Authors: Olivier Henaff

ICML 2020 | Conference PDF | Archive PDF | Plain Text | LLM Run Details

Reproducibility Variable Result LLM Response
Research Type Experimental We revisit CPC in terms of its architecture and training methodology, and arrive at a new implementation with a dramatically-improved ability to linearly separate image classes (from 48.7% to 71.5% Top-1 Image Net classification accuracy, a 23% absolute improvement), setting a new state-of-the-art.
Researcher Affiliation Collaboration 1Deep Mind, London, UK 2University of California, Berkeley.
Pseudocode No The paper describes the Contrastive Predictive Coding objective with mathematical formulas and architectural components in prose and diagrams, but it does not include any clearly labeled pseudocode or algorithm blocks.

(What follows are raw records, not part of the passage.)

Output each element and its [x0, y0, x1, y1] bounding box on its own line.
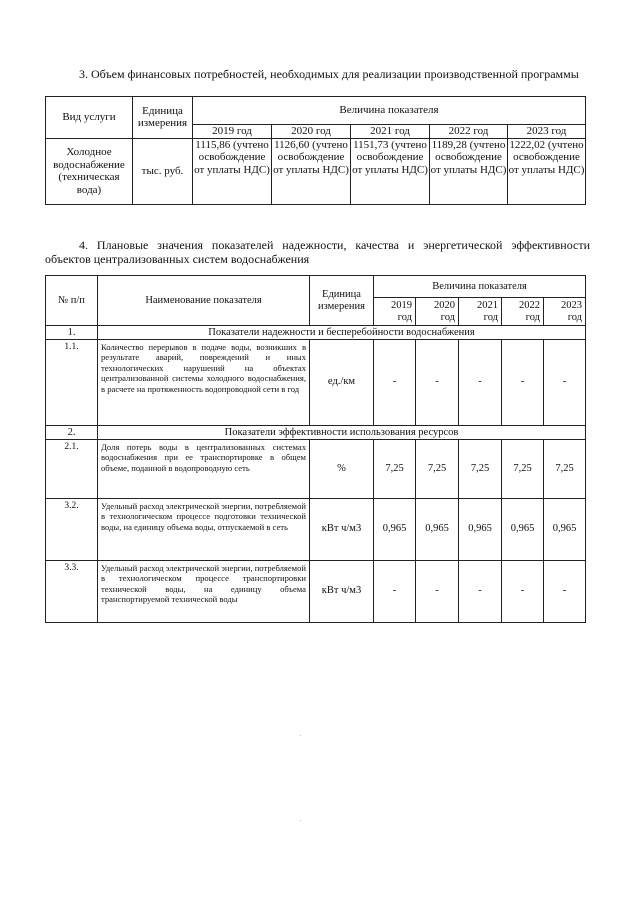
table-row: [46, 340, 586, 426]
section-row: [46, 426, 586, 440]
header-value: Величина показателя: [374, 276, 586, 298]
service-name: Холодное водоснабжение (техническая вода): [46, 138, 133, 204]
row-num: 1.1.: [46, 340, 98, 426]
indicator-value: 0,965: [544, 499, 586, 561]
indicator-name: Удельный расход электрической энергии, потребляемой в технологическом процессе транспортировки технической воды, на единицу объема транспортируемой технической воды: [98, 561, 310, 623]
table-row: [46, 499, 586, 561]
indicator-name: Удельный расход электрической энергии, потребляемой в технологическом процессе подготовки технической воды, на единицу объема воды, отпускаемой в сеть: [98, 499, 310, 561]
table-row: [46, 440, 586, 499]
scan-speck: [300, 735, 301, 736]
year-header: 2019 год: [193, 125, 272, 139]
row-num: 3.2.: [46, 499, 98, 561]
indicator-unit: кВт ч/м3: [310, 499, 374, 561]
indicator-unit: %: [310, 440, 374, 499]
financial-value: 1115,86 (учтено освобождение от уплаты НДС): [193, 138, 272, 204]
indicator-value: -: [374, 561, 416, 623]
header-name: Наименование показателя: [98, 276, 310, 326]
header-unit: Единица измерения: [133, 97, 193, 139]
row-num: 2.: [46, 426, 98, 440]
financial-value: 1222,02 (учтено освобождение от уплаты НДС): [508, 138, 586, 204]
financial-value: 1126,60 (учтено освобождение от уплаты НДС): [272, 138, 351, 204]
row-num: 3.3.: [46, 561, 98, 623]
indicator-value: 7,25: [502, 440, 544, 499]
indicator-value: -: [416, 340, 459, 426]
indicator-value: -: [374, 340, 416, 426]
section3-title: 3. Объем финансовых потребностей, необходимых для реализации производственной программы: [79, 67, 579, 81]
section4-title: 4. Плановые значения показателей надежности, качества и энергетической эффективности объектов централизованных систем водоснабжения: [45, 238, 590, 266]
indicator-value: 7,25: [459, 440, 502, 499]
year-header: 2019 год: [374, 298, 416, 326]
year-header: 2020 год: [272, 125, 351, 139]
year-header: 2022 год: [430, 125, 508, 139]
indicator-value: -: [416, 561, 459, 623]
indicator-value: 7,25: [374, 440, 416, 499]
section-title: Показатели надежности и бесперебойности водоснабжения: [98, 326, 586, 340]
table-row: [46, 561, 586, 623]
indicator-value: 7,25: [416, 440, 459, 499]
year-header: 2023 год: [508, 125, 586, 139]
row-num: 2.1.: [46, 440, 98, 499]
header-service: Вид услуги: [46, 97, 133, 139]
year-header: 2020 год: [416, 298, 459, 326]
indicator-value: -: [544, 340, 586, 426]
financial-value: 1151,73 (учтено освобождение от уплаты НДС): [351, 138, 430, 204]
section-row: [46, 326, 586, 340]
indicator-value: 7,25: [544, 440, 586, 499]
indicator-value: 0,965: [374, 499, 416, 561]
indicator-name: Доля потерь воды в централизованных системах водоснабжения при ее транспортировке в общем объеме, поданной в водопроводную сеть: [98, 440, 310, 499]
indicator-value: -: [459, 561, 502, 623]
header-num: № п/п: [46, 276, 98, 326]
indicator-name: Количество перерывов в подаче воды, возникших в результате аварий, повреждений и иных технологических нарушений на объектах централизованной системы холодного водоснабжения, в расчете на протяженность водопроводной сети в год: [98, 340, 310, 426]
header-value: Величина показателя: [193, 97, 586, 125]
section-title: Показатели эффективности использования ресурсов: [98, 426, 586, 440]
financial-value: 1189,28 (учтено освобождение от уплаты НДС): [430, 138, 508, 204]
header-unit: Единица измерения: [310, 276, 374, 326]
year-header: 2022 год: [502, 298, 544, 326]
year-header: 2021 год: [351, 125, 430, 139]
indicator-value: 0,965: [459, 499, 502, 561]
indicator-value: 0,965: [416, 499, 459, 561]
indicator-unit: кВт ч/м3: [310, 561, 374, 623]
indicator-value: -: [502, 340, 544, 426]
indicators-table: [45, 275, 586, 623]
indicator-value: -: [502, 561, 544, 623]
year-header: 2023 год: [544, 298, 586, 326]
indicator-value: 0,965: [502, 499, 544, 561]
scan-speck: [300, 820, 301, 821]
year-header: 2021 год: [459, 298, 502, 326]
indicator-value: -: [544, 561, 586, 623]
unit-value: тыс. руб.: [133, 138, 193, 204]
row-num: 1.: [46, 326, 98, 340]
indicator-value: -: [459, 340, 502, 426]
indicator-unit: ед./км: [310, 340, 374, 426]
financial-needs-table: [45, 96, 586, 205]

Open Source Code No The paper does not contain any explicit statements or links indicating that the source code for the described methodology is publicly available.
Open Datasets Yes In all cases, the dataset of unlabeled images Du we pre-train on is the full Image Net ILSVRC 2012 training set (Russakovsky et al., 2015). We consider three labeled datasets Dl for evaluation, each with an associated classifier hψ and supervised loss LSup (see Fig. 2, right)... Transfer learning tests the generality of the representation by applying it to a new task and dataset: object detection on the PASCAL VOC 2007 dataset, a standard benchmark in computer vision (Everingham et al., 2007).

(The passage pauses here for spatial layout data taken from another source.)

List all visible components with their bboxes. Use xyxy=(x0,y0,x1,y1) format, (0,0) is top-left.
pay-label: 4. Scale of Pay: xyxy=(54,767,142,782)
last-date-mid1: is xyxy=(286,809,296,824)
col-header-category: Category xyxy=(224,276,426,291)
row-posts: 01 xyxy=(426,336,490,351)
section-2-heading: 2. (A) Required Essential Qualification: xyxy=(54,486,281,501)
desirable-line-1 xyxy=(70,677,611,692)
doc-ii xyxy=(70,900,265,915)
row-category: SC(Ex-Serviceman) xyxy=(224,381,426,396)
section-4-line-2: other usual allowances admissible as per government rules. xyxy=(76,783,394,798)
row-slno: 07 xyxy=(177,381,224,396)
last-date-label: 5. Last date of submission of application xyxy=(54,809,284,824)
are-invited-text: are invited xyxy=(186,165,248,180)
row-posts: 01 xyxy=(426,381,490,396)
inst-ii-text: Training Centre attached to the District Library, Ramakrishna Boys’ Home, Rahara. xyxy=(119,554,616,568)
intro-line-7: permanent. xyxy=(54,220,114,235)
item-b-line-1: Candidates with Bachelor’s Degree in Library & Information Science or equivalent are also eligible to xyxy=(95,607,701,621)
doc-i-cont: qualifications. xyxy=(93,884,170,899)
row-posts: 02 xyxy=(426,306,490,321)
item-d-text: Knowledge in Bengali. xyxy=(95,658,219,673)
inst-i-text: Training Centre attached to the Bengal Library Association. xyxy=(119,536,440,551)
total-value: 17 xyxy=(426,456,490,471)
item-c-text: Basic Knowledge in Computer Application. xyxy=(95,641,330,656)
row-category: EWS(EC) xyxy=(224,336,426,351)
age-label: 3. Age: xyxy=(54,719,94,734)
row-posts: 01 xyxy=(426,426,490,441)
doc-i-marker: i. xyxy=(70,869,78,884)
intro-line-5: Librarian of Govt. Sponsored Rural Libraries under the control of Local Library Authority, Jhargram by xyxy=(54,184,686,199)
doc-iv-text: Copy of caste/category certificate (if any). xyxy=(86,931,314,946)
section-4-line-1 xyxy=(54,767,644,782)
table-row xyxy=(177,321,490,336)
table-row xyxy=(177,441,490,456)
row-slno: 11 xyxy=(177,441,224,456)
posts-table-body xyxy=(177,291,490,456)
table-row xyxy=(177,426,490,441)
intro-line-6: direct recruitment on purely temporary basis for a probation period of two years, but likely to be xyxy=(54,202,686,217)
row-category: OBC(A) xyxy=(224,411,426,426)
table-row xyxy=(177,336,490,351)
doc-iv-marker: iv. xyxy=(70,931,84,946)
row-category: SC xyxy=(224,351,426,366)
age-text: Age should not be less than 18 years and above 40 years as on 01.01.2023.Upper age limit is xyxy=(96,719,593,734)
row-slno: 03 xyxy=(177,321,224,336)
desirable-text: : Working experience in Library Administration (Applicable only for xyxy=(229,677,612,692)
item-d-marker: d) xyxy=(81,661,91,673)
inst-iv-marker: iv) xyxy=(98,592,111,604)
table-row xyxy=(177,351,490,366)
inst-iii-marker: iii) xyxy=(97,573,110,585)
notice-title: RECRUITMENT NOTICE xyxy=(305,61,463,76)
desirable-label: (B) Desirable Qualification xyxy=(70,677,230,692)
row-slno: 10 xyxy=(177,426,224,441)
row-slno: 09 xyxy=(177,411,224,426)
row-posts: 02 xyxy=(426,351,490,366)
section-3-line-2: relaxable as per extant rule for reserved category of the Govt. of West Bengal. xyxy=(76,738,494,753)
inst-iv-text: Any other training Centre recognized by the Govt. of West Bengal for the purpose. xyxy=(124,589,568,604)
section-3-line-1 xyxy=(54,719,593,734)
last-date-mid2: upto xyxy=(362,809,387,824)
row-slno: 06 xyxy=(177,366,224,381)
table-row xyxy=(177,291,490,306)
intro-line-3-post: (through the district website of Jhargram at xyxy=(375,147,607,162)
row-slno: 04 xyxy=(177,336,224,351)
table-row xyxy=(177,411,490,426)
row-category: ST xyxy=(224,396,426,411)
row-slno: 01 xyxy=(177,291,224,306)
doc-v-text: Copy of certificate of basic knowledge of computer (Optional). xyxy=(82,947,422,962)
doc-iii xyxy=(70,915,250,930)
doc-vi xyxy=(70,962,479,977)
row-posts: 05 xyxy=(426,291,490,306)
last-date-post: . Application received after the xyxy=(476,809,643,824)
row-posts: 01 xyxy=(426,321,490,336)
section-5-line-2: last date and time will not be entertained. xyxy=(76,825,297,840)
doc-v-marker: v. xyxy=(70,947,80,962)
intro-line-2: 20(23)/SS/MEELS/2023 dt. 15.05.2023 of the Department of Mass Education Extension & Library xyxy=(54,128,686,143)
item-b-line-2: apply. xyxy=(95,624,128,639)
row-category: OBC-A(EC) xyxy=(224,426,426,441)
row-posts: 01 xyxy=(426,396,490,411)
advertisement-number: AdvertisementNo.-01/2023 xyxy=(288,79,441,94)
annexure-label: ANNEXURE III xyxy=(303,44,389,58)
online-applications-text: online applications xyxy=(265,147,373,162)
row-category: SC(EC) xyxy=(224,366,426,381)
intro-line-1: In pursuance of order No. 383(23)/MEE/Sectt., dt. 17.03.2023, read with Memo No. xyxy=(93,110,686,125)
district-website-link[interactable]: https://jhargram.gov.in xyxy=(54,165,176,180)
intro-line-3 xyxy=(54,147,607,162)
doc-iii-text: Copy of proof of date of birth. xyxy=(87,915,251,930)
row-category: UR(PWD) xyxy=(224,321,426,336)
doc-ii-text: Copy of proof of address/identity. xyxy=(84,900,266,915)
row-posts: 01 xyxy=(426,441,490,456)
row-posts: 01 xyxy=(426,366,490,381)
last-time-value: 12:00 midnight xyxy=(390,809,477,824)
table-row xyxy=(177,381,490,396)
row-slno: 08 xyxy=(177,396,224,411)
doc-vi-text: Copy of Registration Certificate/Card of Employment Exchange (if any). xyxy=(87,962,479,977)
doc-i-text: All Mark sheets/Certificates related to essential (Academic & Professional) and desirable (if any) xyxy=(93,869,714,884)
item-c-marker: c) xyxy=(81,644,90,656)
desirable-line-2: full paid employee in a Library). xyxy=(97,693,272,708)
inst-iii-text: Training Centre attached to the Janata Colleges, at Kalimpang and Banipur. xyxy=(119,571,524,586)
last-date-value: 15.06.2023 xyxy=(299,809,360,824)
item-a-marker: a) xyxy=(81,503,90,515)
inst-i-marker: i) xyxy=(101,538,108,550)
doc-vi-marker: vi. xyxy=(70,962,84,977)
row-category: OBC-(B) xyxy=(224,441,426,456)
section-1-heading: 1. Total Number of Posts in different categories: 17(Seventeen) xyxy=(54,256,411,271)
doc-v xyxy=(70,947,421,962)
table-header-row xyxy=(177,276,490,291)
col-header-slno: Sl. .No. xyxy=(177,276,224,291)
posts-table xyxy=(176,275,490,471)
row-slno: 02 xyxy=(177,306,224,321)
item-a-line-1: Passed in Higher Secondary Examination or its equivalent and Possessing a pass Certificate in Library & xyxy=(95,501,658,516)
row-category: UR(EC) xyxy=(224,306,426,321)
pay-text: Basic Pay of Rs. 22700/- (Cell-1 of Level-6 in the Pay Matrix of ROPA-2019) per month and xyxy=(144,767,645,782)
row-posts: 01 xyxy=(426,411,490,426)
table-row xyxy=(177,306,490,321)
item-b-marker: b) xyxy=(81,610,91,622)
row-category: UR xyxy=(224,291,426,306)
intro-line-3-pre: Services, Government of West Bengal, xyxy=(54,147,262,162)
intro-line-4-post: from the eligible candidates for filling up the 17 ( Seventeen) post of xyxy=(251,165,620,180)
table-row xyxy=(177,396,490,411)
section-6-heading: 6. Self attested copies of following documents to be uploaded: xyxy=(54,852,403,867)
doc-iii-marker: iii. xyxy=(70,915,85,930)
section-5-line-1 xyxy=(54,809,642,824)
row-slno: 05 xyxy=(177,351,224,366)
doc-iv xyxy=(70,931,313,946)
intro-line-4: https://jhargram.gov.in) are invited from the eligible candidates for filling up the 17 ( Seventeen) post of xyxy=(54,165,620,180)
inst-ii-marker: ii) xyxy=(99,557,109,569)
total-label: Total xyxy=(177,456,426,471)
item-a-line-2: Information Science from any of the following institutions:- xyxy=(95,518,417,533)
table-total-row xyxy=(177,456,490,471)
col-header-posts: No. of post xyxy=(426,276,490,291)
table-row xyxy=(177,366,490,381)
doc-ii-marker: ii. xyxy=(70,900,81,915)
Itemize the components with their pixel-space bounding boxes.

Dataset Splits No The paper specifies using the 'Image Net ILSVRC 2012 training set' for pre-training and 'random subset of the Image Net dataset: we investigated using 1%, 2%, 5%, 10%, 20%, 50% and 100% of the dataset' for labeled training. It mentions cross-validation for choosing the number of epochs during fine-tuning, and 'custom validation set' in Figure 3 caption for intermediate results. However, it does not provide specific, reproducible percentages or absolute counts for a general validation split used across all main experiments for reproducibility.
Hardware Specification No The paper describes the neural network architectures (e.g., Res Net-161, Res Net-33) and training procedures, but it does not specify any hardware details such as GPU models, CPU types, or cloud computing instances used for running the experiments.
Software Dependencies No The paper does not provide specific software dependencies with version numbers (e.g., Python, TensorFlow, PyTorch versions, or specific library versions) that would be needed to replicate the experiment environment.
Experiment Setup Yes We revisit CPC in terms of its architecture and training methodology... We consider three labeled datasets Dl for evaluation... The overarching principle behind our new model design is to increase the scale and efficiency of the encoder architecture... We identify four axes for model capacity and task setup that could impact the model s performance. The first axis increases model capacity by increasing depth and width... The third axis increases task complexity by making predictions in all four directions, and the fourth does so by performing more extensive patch-based augmentation... After tuning the supervised model for low-data classification (varying network depth, regularization, and optimization parameters) and extensive use of data-augmentation (including the transformations used for CPC pre-training)... During an initial phase we keep the CPC feature extractor fixed and train the Res Net classifier till convergence... We then fine-tune the entire stack hψfθ for the supervised objective, for a small number of epochs (chosen by cross-validation).